Medical Insurance Flashcards
Access
A person’s ability to obtain affordable medical care on a timely basis.
accreditation
An evaluative process in which a healthcare organization undergoes an examination of its operating procedures to determine whether the procedures meet designated criteria as defined by the accrediting body, and to ensure that the organization meets a specified level of quality.
ACF
Ambulatory Care Facility - Ambulatory care or outpatient care is medical care provided on an outpatient basis, including diagnosis, observation, consultation, treatment, intervention, and rehabilitation services. This care can include advanced medical technology and procedures even when provided outside of hospitals. (A medical care center that provides a wide range of healthcare services, including preventive care, acute care, surgery, and outpatient care, in a centralized facility. Also known as a medical clinic or medical center.)
acquisition
The purchase of one organization by another organization.
ACR
Adjusted Community Rating - laws will not allow the use of actual or expected health status or claims experience to set group premiums. Other factors such as age, geographic area and tobacco use may be used to vary premiums, within certain limits. (A rating method under which a health plan or MCO divides its members into classes or groups based on demographic factors such as geography, family composition, and age, and then charges all members of a class or group the same premium. The plan cannot consider the experience of a class, group, or tier in developing premium rates. Also known as modified community rating or community rating by class.)
actuaries
The insurance professionals who perform the mathematical analysis necessary for setting insurance premium rates.
administrative services only (ASO) contract
The contract between an employer and a third party administrator.
Agent
A person who is authorized by an MCO or an insurer to act on its behalf to negotiate, sell, and service managed care contracts.
MCO
managed care organization (MCO) A healthcare provider whose goal it is to provide appropriate, cost-effective medical treatment. Two types of these providers are the health maintenance organization (HMO) and the preferred provider organization (PPO).
aggregate stop-loss coverage
A type of stop-loss insurance that provides benefits when a group’s total claims during a specified period exceed a stated amount.
ancillary services
Auxiliary or supplemental services, such as diagnostic services, home health services, physical therapy, and occupational therapy, used to support diagnosis and treatment of a patient’s condition.
annual maximum benefit amount
The maximum dollar amount set by an MCO that limits the total amount the plan must pay for all healthcare services provided to a subscriber in a year.
antitrust laws
Legislation designed to protect commerce from unlawful restraint of trade, price discrimination, price fixing, reduced competition, and monopolies. See also Sherman Antitrust Act, Clayton Act, and Federal Trade Commission Act.
appropriate care
A diagnostic or treatment measure whose expected health benefits exceed its expected health risks by a wide enough margin to justify the measure.
appropriateness review
An analysis of healthcare services with the goal of reviewing the extent to which necessary care was provided and unnecessary care was avoided.
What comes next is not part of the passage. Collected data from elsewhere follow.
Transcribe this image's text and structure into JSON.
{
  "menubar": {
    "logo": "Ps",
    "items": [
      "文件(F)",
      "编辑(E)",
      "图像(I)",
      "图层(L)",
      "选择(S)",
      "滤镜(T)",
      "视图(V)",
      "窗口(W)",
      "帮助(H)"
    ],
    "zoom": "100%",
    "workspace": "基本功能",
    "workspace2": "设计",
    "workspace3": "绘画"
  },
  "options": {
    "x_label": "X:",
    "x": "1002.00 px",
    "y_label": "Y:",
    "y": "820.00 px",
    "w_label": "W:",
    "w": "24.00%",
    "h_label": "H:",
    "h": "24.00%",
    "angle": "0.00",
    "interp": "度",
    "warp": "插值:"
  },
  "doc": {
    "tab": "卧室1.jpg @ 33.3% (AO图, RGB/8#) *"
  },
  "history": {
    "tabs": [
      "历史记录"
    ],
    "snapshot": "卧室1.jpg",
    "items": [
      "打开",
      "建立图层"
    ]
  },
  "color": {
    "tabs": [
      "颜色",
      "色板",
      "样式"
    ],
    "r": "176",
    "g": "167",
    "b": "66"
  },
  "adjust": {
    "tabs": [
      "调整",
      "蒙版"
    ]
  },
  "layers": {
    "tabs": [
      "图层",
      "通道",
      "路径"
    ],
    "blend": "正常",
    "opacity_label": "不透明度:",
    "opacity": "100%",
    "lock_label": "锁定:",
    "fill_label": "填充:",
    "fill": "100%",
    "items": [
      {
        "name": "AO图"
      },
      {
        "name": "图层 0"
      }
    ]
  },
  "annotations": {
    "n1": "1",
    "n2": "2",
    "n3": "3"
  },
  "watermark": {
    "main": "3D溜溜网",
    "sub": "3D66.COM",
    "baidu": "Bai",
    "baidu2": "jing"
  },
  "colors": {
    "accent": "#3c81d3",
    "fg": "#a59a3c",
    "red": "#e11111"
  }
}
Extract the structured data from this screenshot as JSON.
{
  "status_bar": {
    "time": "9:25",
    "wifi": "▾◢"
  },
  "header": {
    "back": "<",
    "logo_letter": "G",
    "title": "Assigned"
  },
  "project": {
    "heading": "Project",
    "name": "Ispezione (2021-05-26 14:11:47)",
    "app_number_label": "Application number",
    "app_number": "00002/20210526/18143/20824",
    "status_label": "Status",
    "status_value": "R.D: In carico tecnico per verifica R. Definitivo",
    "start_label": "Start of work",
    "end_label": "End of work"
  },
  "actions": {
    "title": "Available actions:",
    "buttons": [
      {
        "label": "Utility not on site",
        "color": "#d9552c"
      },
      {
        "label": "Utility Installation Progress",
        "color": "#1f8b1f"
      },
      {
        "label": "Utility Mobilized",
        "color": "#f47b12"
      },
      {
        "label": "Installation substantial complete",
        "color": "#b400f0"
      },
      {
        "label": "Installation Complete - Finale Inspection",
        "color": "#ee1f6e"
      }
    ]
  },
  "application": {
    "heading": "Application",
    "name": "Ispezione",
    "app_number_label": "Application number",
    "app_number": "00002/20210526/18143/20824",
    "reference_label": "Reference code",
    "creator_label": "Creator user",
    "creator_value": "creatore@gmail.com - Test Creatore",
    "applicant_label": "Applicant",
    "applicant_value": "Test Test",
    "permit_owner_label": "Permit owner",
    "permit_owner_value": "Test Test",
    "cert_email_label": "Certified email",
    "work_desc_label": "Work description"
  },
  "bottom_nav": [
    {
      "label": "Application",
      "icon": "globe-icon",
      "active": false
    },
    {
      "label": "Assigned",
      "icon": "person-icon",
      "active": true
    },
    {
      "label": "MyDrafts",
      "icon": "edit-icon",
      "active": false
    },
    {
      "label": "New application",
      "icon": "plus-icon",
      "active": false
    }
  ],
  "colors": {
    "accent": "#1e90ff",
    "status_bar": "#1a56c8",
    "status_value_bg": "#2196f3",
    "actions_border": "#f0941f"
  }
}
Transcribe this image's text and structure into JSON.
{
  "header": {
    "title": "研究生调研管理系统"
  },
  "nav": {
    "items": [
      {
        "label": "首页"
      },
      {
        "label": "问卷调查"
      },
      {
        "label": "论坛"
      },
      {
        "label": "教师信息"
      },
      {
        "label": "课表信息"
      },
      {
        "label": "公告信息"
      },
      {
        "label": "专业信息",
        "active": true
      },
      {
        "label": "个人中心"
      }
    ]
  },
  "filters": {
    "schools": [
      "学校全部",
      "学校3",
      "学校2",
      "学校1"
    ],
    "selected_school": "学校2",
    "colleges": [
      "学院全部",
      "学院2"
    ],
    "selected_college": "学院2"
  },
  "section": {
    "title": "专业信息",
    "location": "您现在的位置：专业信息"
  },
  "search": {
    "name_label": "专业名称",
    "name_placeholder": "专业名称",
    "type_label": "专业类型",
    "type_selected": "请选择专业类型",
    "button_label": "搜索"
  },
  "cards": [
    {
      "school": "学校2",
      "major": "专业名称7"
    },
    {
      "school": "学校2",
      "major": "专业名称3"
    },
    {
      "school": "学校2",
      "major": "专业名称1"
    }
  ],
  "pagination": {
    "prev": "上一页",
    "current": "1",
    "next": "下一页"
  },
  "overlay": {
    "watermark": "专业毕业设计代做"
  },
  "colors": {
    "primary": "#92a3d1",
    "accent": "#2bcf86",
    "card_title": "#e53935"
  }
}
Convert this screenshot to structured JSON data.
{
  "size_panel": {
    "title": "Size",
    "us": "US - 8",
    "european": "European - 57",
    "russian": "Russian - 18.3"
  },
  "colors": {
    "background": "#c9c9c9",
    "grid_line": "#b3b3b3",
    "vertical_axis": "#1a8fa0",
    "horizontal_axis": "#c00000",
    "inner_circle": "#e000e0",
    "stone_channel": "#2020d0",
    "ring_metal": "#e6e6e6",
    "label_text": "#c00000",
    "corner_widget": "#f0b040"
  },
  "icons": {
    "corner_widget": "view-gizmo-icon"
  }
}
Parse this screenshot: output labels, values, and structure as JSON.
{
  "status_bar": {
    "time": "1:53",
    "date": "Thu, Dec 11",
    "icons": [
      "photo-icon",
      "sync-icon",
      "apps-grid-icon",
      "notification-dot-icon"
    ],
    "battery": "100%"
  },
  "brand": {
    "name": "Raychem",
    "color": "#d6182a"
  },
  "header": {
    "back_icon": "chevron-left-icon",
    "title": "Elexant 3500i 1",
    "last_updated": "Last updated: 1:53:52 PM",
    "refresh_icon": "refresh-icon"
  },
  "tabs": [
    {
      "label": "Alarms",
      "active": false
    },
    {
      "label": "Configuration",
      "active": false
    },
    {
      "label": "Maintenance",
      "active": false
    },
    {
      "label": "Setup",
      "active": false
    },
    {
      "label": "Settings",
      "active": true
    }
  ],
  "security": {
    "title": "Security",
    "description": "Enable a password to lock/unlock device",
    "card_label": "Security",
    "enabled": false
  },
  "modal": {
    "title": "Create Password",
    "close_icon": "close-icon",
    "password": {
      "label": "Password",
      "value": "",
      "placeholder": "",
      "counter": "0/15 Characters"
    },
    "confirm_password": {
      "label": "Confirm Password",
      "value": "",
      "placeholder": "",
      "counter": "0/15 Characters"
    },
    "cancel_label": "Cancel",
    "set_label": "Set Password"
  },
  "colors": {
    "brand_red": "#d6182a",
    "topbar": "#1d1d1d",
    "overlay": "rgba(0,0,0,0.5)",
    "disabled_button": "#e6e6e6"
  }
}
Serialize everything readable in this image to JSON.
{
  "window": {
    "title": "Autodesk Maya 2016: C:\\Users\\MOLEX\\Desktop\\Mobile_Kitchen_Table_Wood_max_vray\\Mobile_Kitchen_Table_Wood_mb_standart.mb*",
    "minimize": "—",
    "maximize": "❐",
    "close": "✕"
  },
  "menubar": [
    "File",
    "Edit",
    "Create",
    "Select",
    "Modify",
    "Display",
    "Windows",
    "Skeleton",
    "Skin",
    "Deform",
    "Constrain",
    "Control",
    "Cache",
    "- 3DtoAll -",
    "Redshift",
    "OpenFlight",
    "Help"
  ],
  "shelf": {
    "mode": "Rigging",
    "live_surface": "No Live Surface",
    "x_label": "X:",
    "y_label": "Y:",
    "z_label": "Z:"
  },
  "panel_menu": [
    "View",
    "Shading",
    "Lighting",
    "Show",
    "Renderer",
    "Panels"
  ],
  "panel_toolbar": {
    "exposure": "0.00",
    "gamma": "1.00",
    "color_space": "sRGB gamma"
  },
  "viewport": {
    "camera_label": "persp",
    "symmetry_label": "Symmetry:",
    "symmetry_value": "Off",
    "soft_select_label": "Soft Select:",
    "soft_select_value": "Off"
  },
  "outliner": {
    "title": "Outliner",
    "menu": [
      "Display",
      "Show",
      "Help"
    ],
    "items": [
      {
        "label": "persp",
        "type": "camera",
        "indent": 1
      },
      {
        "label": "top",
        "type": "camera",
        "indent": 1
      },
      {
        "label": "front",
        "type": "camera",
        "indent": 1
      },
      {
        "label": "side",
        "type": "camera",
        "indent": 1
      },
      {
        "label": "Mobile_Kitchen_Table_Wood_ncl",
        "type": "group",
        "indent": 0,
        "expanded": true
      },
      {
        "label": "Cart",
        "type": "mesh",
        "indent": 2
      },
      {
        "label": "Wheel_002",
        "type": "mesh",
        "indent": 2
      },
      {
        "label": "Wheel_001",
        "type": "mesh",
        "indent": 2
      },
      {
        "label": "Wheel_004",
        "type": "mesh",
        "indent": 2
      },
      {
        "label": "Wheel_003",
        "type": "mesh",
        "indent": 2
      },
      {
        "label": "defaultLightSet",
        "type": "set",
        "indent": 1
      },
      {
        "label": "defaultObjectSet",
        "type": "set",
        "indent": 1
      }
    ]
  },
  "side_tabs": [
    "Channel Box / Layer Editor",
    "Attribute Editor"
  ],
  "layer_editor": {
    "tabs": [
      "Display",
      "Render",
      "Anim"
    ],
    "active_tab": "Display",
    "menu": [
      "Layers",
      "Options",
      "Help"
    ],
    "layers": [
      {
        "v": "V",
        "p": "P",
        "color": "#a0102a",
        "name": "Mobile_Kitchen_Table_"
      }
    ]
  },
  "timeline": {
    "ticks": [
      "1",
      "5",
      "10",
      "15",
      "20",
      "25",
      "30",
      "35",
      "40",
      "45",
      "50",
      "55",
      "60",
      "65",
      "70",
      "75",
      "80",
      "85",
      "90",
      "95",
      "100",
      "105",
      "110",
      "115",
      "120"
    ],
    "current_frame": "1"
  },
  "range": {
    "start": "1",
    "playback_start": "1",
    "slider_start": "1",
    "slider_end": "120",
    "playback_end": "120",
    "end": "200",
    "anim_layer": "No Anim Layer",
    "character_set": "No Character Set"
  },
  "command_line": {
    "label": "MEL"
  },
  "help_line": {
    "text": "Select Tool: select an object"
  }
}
associate medical director
Manager whose duties are often defined as a subset of the overall duties of the medical director.
at-risk
Term used to describe a provider organization that bears the insurance risk associated with the healthcare it provides.
autonomy
An ethical principle which, when applied to managed care, states that managed care organizations and their providers have a duty to respect the right of their members to make decisions about the course of their lives.
behavioral healthcare
The provision of mental health and substance abuse services.
beneficence
An ethical principle which, when applied to managed care, states that each member should be treated in a manner that respects his or her own goals and values and that managed care organizations and their providers have a duty to promote the good of the members as a group.
benefit design
The process an MCO uses to determine which benefits or the level of benefits that will be offered to its members, the degree to which members will be expected to share the costs of such benefits, and how a member can access medical care through the health plan.
blended rating
For groups with limited recorded claim experience, a method of forecasting a group’s cost of benefits based partly on an MCO’s manual rates and partly on the group’s experience.
brand
A name, number, term, sign, symbol, design, or combination of these elements that an organization uses to identify one or more products.
broker
A salesperson who has obtained a state license to sell and service contracts of multiple health plans or insurers, and who is ordinarily considered to be an agent of the buyer, not the health plan or insurer.
business integration
The unification of one or more separate business (nonclinical) functions into a single function.
capitation
A method of paying for healthcare services on the basis of the number of patients who are covered for specific services over a specified period of time rather than the cost or number of services that are actually provided.